In summary, this work demonstrated that the current image processing algorithm, the big-data analysis technique, and the unsupervised machine-learning algorithm can successfully segment graphene layers with high accuracy. By integrating the current algorithm to the automated optical microscope in a 2D materials manufacturing system, one can develop a fully automated identification machine of graphene flakes, allowing researchers to utilize unlimited number of graphene flakes simply by exfoliating graphite flakes on SiO2/Si substrates and scanning them using automated optical microcopy. Therefore, this study could be a fundamental step toward realizing fully automated fabrication of van der Waals heterostructures.

## Methods

### Mechanical exfoliation

SiO2/Si substrates with an approximate size of 1 × 1 cm2 were cleaned using a piranha solution followed by rinsing with ultrapure water. Kish graphite was mechanically exfoliated onto SiO2/Si substrates using the Scotch tape method.

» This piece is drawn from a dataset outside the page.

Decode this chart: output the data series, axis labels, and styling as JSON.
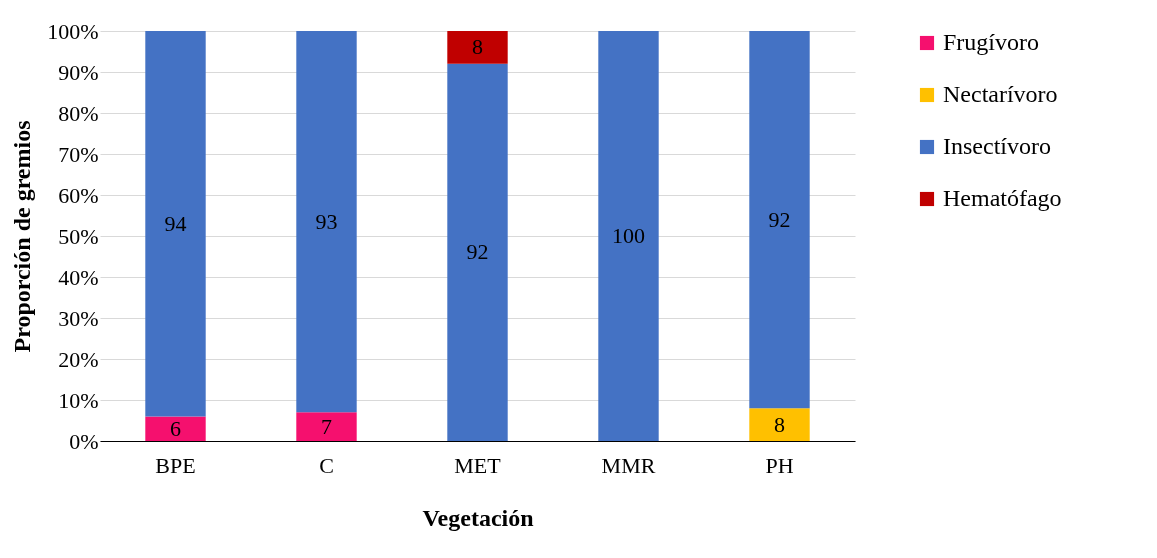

### Optical microscope image acquisition

The SiO2/Si substrates were tiled onto the silicon chip tray, which can accommodate up to 36 SiO2/Si substrates. The surface of SiO2/Si substrates were scanned by the automated focus microscope with ×50 objective lens. The optical microscope images were acquired in 12-bit depth TTF format lossless compression (LZW) and stored into the network attached storage capable of storing optical microscope images. The images from 24 SiO2/Si substrates in the approximate size of 1 × 1 cm2 constituted about 1 TB of data.

### Feature extraction

Feature extraction was performed using the commercial image processing library HALCON13. The detailed schematics of the feature extraction process can be seen in Supplementary Figure 1. First, the edge-preserving smoothing filter was applied to the loaded image. Then, the image was converted to grayscale. The edges were detected by Canny’s edge detection. The endpoints of the nearest edges were closed by the morphological operation. The regions enclosed by the edges were filled up. The original images were decomposed into HSV color space. The extracted regions were applied as masks to the decomposed HSV images. The optical feature values in the hue, saturation, and value color spaces were normalized to the range of $$I_{\mathrm{H}} \in \left[ {0,\pi } \right],I_{\mathrm{S}} \in \left[ {0,1} \right],\,{\mathrm{and}}\,I_{\mathrm{V}} \in \left[ {0,1} \right]$$, respectively, and represented by floating-point values. The position parameters of the exfoliated graphene layers (X, Y) were recorded in the encoder counts of the XY stages. Finally, the feature values listed in Supplementary Table 1 were extracted and stored in CSV format. To accelerate the feature extraction process, we utilized the multithread parallel programming functionalities of HALCON13. The processing of 1 TB of images took 12 h using a 2-CPU workstation with NVIDIA Quadro M4000 graphic processing units.

### Data analysis

The feature values were analyzed using the open-source data analytics platforms Python, Jupyter notebook, SciPy, NumPy, Matplotlib, Pandas, and Scikit-learn. We also utilized the Pillow image processing library for cropping and resizing the optical microscope images for data visualization.